The UK government’s signed up a series of security firms to help train law enforcement agencies for the fight against cybercrime.
Fed up by the way some countries fail to take action against cybercriminals within their borders, the International Cyber Security Protection Alliance (ICSPA) says it plans to disrupt their activities by providing more resources, tools and expertise.
Countries such as China, Russia, Ukraine and Brazil are likely to receive special attention, as they top the international cybercrime league.
Currently, cybercrime isn’t even in itself illegal in Brazil, although the country is finally working on incorporating it into its criminal code.
“Our government has already injected an additional £650m to help improve our national infrastructure and protect against cybercrime, but the very nature of this threat calls for more than a national response; it demands a truly global response and that is what the International Cyber Security Protection Alliance is all about,” says prime minister David Cameron.
“By forging new relationships between businesses, governments and law enforcement officers all over the world, by investing in new training, and by building an international exchange of expertise, the ICSPA is forming a network powerful enough and wide enough, to face down cybercrime.”
The organisation, to be headed by former home secretary David Blunkett, includes security firms McAfee, Cassidian Systems and Trend Micro, together with Visa Europe.
And it’s signed a strategic partnership with European law enforcement agency Europol.

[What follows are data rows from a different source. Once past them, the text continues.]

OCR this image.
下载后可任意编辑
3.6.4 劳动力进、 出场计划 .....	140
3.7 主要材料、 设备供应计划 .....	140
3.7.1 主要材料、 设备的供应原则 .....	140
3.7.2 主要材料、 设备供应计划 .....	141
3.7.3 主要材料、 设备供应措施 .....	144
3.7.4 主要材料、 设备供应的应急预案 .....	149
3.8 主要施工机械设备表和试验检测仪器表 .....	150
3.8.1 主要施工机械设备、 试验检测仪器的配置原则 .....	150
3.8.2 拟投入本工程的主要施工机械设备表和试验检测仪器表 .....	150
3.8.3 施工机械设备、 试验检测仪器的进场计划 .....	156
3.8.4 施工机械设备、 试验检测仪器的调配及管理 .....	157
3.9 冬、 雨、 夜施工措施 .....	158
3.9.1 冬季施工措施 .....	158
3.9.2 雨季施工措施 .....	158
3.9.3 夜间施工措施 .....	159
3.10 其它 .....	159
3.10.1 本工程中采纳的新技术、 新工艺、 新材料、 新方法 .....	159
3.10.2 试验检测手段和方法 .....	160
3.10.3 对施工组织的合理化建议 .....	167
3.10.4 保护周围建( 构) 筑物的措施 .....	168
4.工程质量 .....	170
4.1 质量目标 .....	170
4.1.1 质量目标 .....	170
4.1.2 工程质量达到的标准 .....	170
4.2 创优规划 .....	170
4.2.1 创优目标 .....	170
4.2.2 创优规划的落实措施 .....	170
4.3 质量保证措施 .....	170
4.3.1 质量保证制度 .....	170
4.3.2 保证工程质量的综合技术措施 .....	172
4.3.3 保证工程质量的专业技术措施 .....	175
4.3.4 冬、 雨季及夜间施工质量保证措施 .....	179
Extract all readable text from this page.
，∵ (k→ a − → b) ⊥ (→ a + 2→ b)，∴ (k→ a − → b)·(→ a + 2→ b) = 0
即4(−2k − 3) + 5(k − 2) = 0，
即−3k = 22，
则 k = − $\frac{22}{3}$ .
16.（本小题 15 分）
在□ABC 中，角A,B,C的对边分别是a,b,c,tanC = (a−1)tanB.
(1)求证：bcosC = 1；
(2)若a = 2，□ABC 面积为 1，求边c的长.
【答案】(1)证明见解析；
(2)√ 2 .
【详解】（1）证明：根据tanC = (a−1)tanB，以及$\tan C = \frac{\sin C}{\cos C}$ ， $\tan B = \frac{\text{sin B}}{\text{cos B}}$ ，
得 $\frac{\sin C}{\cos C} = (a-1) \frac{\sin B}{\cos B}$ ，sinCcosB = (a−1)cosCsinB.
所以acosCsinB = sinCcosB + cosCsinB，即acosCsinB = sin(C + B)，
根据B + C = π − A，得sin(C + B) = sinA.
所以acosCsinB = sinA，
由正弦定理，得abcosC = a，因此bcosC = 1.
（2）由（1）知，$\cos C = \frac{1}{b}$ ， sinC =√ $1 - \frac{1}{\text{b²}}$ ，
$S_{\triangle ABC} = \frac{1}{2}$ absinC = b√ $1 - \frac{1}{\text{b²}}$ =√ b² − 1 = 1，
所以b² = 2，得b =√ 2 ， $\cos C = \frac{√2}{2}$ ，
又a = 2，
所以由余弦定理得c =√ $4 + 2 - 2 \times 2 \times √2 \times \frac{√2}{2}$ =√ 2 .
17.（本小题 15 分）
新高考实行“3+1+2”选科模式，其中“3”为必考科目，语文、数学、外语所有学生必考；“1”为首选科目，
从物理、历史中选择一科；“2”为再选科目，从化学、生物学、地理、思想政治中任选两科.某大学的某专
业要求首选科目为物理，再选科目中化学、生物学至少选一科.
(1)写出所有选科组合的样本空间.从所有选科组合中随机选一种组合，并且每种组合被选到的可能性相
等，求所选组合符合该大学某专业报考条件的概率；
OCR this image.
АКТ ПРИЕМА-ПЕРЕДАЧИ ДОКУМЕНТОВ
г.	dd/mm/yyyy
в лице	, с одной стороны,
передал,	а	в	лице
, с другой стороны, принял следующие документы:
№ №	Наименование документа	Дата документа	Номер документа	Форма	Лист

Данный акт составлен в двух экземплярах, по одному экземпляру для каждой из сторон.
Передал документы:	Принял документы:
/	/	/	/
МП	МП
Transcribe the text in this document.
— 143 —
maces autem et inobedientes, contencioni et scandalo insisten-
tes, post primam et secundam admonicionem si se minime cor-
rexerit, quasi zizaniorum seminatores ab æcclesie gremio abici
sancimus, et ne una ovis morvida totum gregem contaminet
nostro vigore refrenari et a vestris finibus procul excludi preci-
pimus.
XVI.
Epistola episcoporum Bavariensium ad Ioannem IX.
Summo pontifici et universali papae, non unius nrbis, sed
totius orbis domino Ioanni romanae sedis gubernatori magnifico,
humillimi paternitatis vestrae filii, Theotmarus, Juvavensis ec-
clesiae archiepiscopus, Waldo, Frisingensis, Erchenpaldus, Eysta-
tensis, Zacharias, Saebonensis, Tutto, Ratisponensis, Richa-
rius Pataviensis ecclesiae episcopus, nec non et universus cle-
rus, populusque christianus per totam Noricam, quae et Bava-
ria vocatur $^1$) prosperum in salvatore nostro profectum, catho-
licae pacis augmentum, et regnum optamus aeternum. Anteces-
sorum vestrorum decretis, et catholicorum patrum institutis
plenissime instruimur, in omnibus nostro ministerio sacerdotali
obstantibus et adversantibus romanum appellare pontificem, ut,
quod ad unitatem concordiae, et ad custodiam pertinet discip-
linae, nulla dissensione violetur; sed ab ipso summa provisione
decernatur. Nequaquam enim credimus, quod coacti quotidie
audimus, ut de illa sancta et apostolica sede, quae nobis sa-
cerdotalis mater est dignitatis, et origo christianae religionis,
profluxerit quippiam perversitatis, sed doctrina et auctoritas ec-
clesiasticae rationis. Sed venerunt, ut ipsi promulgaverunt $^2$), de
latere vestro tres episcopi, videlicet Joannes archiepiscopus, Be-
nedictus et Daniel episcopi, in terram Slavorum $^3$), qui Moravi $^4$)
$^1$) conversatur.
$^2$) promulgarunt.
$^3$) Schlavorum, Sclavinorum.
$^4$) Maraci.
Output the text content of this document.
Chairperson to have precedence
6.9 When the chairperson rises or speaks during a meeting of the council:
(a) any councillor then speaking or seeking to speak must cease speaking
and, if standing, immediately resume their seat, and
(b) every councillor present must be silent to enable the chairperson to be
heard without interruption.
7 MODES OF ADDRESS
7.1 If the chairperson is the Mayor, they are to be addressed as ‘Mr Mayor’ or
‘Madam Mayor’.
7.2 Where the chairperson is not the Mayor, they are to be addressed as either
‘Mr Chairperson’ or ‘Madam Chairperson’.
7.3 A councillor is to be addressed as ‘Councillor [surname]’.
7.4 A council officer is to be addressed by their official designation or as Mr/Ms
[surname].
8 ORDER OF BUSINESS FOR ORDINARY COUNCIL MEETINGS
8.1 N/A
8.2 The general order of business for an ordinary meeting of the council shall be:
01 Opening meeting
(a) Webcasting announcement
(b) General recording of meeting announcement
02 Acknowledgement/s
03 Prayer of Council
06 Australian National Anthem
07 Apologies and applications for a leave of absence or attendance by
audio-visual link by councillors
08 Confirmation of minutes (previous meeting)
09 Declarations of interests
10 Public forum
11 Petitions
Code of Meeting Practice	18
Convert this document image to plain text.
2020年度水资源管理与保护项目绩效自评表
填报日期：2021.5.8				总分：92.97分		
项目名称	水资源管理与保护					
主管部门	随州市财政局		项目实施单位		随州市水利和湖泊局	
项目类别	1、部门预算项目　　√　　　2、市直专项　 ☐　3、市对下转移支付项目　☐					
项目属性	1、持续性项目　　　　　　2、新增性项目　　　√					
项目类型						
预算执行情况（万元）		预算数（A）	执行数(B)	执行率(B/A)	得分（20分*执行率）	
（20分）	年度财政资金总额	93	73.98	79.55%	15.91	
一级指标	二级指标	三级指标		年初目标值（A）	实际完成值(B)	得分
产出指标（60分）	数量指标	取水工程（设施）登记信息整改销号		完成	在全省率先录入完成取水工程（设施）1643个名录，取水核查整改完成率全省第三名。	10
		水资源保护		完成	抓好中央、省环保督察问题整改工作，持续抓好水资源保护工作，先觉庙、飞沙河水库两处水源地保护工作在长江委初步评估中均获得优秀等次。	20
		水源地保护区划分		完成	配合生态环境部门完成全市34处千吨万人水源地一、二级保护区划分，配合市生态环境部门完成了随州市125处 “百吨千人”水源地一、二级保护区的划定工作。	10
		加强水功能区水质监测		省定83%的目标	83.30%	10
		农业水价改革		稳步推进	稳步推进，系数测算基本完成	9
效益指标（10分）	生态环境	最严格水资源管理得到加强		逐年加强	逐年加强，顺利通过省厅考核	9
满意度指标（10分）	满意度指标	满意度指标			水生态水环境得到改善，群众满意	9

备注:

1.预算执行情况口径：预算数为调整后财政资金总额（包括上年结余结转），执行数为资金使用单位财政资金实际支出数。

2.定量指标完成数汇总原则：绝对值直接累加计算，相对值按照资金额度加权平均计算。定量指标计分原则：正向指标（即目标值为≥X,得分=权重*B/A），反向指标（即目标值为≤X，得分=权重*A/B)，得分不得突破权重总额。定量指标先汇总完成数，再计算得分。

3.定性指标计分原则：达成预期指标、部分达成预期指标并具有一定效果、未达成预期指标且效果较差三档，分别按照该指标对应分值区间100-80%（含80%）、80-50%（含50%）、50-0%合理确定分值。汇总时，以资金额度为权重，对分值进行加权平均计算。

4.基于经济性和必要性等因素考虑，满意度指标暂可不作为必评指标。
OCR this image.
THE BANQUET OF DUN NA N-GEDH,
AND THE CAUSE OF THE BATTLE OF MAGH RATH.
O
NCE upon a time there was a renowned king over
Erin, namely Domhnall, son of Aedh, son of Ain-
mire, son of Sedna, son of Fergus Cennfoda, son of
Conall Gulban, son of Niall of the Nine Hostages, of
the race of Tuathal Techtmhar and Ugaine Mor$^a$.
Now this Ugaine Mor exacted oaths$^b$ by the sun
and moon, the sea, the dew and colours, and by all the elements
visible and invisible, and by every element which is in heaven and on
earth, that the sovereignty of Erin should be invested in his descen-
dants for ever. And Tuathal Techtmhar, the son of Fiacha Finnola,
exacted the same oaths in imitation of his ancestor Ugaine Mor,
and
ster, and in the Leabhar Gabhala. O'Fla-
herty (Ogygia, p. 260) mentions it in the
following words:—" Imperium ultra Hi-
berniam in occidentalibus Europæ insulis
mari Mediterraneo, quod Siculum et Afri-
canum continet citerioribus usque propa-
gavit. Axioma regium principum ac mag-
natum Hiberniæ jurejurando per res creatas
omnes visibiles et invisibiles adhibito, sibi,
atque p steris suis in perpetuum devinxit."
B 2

“This is a vital partnership which will bring governments, business and law enforcement agencies together to address key issues such as the harmonisation of cybercrime training for law enforcement officials, providing advice and guidance and driving information sharing initiatives between EU law enforcement agencies and businesses,” says Rob Wainwright, director of Europol.
“By doing so, we aim to ensure that by working more closely together across our 27 EU Member States and with international partners, business and law enforcement can collaborate in ways which will start to have a real impact on the unprecedented levels of cyber criminality which is causing significant harm to businesses and citizens on a global scale.”
Last year, the government described cybercrime as one of the greatest dangers to UK security, right up there with terrorism in terms of a threat. In February, a Cabinet Office report calculated that cybercrime cost the British economy £27 billion per year.
It’s a somewhat controversial figure: last month, a Microsoft Research paper claimed that cybercrime was nowhere near as significant as this and other surveys have indicated.
“Our assessment of the quality of cyber crime surveys is harsh. They are so compromised and biased that no faith whatever can be placed in their findings,” say the company’s Dinei Florencio and Cormac Herley.
“Far from being broadly-based estimates of losses across the pop- ulation, the cyber-crime estimates that we have appear to be largely the answers of a handful of people extrapolated to the whole population.”
But, speaking at the launch, David Blunkett denied that the figures were overstated: “I think the last six months have dealt a blow to the skeptics that there was an exaggeration taking place,” he said.
Recent hacking attacks have targeted the International Monetary Fund, the CIA, the US Senate, and companies including Citigroup and Lockheed Martin.